Somewhere along the line (1971?) I modified the WWII ARC-5 transmitter (above left) according to a magazine article to convert it to SSB. It used the phased audio/rf method, and used an internal mixer to provide outputs on 80 and 20 meters. There's a separate power supply chassis. It worked somewhat, but don't recall the audio quality being all that usable.

No, I didn't build the Galaxy V transceiver (I bought it from W3HOP) above right. But I did build the receiver preamp in the copper-clad box on top of it (the Galaxy's receiver was a bit weak on the higher bands). And the combination VOX/QSK box on top. After my previous dual 6146B experiences, I actually liked and preferred the sweep tubes the Galaxy used (most people had the opposite sentiment).


Keyers:

Keyer AccuMemory Keyer
I first used a bug, then moved up to keyers. The contact paper clad keyer at left (early 1970's) was all CMOS and had an internal battery; I built-in a paddle. When the AccuMemory Keyer was published in August 1975 QST, I built that (but later purchased a commercial paddle for it). It was great, and is still in use. You program four messages into RAM for playback, especially during contests. Its main drawback is nonvolatility, i.e. if you turn off the power you lose the stored messages. But once I tried iambic keying, there was no turning back!

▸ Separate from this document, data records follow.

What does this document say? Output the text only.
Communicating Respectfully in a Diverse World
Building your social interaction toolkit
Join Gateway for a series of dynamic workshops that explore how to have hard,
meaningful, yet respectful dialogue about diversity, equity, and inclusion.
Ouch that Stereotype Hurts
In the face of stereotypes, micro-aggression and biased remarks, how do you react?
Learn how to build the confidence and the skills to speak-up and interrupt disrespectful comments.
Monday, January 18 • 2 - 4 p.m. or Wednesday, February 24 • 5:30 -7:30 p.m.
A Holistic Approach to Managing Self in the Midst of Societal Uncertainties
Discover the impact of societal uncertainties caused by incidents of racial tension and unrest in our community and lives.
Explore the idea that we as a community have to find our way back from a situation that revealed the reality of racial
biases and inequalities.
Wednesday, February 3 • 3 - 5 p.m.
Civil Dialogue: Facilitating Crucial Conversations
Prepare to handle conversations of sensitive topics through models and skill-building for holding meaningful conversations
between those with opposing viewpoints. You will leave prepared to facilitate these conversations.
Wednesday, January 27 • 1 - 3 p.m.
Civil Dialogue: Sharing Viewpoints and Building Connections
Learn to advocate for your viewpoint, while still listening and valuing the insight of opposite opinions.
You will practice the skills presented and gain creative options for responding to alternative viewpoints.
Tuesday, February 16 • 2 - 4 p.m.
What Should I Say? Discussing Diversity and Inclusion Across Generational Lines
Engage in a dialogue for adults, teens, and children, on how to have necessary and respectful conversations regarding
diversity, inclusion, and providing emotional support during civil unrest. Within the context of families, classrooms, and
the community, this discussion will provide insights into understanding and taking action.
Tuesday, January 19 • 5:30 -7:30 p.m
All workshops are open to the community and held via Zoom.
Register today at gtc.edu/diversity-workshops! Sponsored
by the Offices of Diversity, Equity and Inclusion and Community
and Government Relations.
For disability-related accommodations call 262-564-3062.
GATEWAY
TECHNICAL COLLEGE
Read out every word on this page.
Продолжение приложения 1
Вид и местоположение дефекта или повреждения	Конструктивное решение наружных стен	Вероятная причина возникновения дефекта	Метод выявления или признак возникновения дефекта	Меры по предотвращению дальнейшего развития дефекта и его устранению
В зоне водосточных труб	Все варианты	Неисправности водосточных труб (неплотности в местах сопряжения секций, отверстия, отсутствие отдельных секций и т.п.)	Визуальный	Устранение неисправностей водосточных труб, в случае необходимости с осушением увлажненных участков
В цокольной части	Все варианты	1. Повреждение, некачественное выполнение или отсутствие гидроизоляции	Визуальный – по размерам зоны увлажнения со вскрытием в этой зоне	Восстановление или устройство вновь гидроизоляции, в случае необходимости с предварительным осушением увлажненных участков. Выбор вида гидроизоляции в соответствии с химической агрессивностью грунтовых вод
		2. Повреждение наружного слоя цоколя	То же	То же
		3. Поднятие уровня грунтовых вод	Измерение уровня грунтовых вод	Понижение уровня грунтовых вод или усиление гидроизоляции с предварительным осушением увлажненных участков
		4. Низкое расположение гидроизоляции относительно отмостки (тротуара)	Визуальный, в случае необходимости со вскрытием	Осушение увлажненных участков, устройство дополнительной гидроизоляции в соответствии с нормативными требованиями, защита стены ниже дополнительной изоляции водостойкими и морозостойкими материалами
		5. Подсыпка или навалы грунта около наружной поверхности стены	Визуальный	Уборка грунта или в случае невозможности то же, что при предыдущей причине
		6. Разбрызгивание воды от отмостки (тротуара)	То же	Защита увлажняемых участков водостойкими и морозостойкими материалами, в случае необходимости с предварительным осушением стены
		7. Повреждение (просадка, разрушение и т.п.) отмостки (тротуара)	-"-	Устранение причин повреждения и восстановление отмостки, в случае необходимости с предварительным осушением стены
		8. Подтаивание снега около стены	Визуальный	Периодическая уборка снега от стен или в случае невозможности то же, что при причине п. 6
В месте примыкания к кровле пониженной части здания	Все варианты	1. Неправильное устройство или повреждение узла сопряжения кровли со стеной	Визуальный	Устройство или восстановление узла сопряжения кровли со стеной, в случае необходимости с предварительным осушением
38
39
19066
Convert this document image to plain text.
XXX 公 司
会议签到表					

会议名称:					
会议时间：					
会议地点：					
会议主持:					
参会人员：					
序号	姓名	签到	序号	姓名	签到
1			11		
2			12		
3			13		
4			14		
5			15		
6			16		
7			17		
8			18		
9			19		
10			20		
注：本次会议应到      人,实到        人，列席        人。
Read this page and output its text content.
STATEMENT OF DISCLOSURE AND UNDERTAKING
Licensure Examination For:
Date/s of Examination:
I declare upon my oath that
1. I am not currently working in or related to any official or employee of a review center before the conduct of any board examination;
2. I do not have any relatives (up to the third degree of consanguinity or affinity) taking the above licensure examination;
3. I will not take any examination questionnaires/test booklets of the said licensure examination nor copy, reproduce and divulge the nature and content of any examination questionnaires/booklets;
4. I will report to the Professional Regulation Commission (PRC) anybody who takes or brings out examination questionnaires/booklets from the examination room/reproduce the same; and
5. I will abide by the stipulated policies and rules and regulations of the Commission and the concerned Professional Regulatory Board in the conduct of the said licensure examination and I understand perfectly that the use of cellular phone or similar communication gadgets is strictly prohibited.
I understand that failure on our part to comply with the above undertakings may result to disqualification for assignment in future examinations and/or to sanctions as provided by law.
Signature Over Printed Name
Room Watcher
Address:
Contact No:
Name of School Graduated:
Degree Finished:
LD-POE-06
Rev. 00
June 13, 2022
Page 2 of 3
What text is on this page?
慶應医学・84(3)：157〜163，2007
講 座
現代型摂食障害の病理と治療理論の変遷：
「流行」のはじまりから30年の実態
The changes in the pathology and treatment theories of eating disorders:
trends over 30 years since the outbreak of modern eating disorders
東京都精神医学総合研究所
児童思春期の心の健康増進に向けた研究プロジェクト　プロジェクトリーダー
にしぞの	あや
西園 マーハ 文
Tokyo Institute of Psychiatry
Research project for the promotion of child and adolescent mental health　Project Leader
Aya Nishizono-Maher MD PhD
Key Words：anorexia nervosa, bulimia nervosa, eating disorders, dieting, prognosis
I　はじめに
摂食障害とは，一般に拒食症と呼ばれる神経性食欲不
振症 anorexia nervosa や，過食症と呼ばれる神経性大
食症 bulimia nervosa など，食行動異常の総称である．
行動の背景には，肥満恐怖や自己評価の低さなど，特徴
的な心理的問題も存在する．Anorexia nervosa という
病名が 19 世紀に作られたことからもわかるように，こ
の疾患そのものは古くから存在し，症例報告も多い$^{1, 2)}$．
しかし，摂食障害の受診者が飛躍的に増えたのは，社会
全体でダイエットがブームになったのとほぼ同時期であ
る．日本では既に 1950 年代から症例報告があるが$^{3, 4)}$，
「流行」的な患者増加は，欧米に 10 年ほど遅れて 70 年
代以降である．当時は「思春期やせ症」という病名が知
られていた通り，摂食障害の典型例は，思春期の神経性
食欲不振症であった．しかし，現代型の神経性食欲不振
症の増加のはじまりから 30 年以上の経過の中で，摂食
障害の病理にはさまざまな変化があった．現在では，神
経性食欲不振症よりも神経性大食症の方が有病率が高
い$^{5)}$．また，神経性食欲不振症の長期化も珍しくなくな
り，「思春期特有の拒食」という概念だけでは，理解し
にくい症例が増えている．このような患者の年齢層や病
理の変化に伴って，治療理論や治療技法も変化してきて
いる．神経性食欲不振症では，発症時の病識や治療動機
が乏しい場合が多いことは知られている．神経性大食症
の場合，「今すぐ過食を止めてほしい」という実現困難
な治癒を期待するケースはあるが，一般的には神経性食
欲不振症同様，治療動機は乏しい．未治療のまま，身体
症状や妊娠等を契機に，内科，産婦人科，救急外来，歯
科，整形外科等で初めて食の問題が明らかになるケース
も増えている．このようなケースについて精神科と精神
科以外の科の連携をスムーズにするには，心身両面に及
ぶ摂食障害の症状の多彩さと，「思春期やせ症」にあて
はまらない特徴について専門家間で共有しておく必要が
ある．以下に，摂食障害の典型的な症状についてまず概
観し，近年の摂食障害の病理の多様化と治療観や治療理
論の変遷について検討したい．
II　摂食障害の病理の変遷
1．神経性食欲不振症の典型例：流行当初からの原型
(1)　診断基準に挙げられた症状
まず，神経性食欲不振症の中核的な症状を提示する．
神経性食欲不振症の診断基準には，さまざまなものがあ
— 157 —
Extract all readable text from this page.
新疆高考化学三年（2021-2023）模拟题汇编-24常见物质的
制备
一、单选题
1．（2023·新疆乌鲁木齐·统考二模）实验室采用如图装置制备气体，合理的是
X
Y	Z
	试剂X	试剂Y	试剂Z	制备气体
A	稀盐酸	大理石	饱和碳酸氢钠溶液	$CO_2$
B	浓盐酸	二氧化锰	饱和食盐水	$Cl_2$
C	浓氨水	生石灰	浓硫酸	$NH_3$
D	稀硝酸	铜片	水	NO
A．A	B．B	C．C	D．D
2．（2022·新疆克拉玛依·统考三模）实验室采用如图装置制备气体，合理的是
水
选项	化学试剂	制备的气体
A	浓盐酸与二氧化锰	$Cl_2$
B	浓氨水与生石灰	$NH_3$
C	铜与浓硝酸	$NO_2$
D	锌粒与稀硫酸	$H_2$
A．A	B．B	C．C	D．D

After all my previous keyers, I designed my own with an 8748 microcontroller (October 1979):
CW King
I called it the CW King; it was both a keyer and a station controller. (Actually it used an 8035/2716 combination instead of an 8748, which was much cheaper at the time.) I constructed a homemade paddle for iambic operation (the copper clad paddles needed periodic burnishing). As a keyer, there were four preprogrammed (uP EPROM) messages and four programmable messages (CPU RAM). As a controller, it could be connected to a rig; it would listen to the audio, decode it into cw, and reply to any calls. For example, if it heard "N3IC de WA3EPT", it would respond appropriately (WA3EPT de N3IC K). It would also store received messages, and accept commands to turn on/off an AC outlet on the back of the box. Connected to my HW-8 QRP transceiver at the home QTH, I called it a couple of times from the JHU radio club station; it worked, and I left it at that. (FCC regulations, etc.)

Here's the documentation

Operating

I operated mostly cw, got WAS (worked all states), some contesting, blah-blah-blah. See the RARC homepage for Field Day. Did cw NTS traffic-handling, where I met Bob Collidge WA3MJF (now N2AW) who joined our FD team. One (really two) notable little "expedition" was:

Planned Bay Bridge Walk

Bill Chapin (N3ART now, can't remember his original call) and I decided to make the first Chesapeake Bay Bridge Walk. I believe this was in 1974. I decided to see if I could lug enough equipment with me to be able to make contacts on virtually all ham bands. But the walk was canceled while we were en-route due to rainy weather!

Sugarloaf Mountain

Bill was not that easily dissuaded, however, and he drove us to the top of Sugarloaf Mountain (you have to trek up a ways by foot from the last road access to the top):

Sugarloaf Mountain Sugarloaf Mountain
I made some contacts, but don't think I succeeded in making at least one on each band.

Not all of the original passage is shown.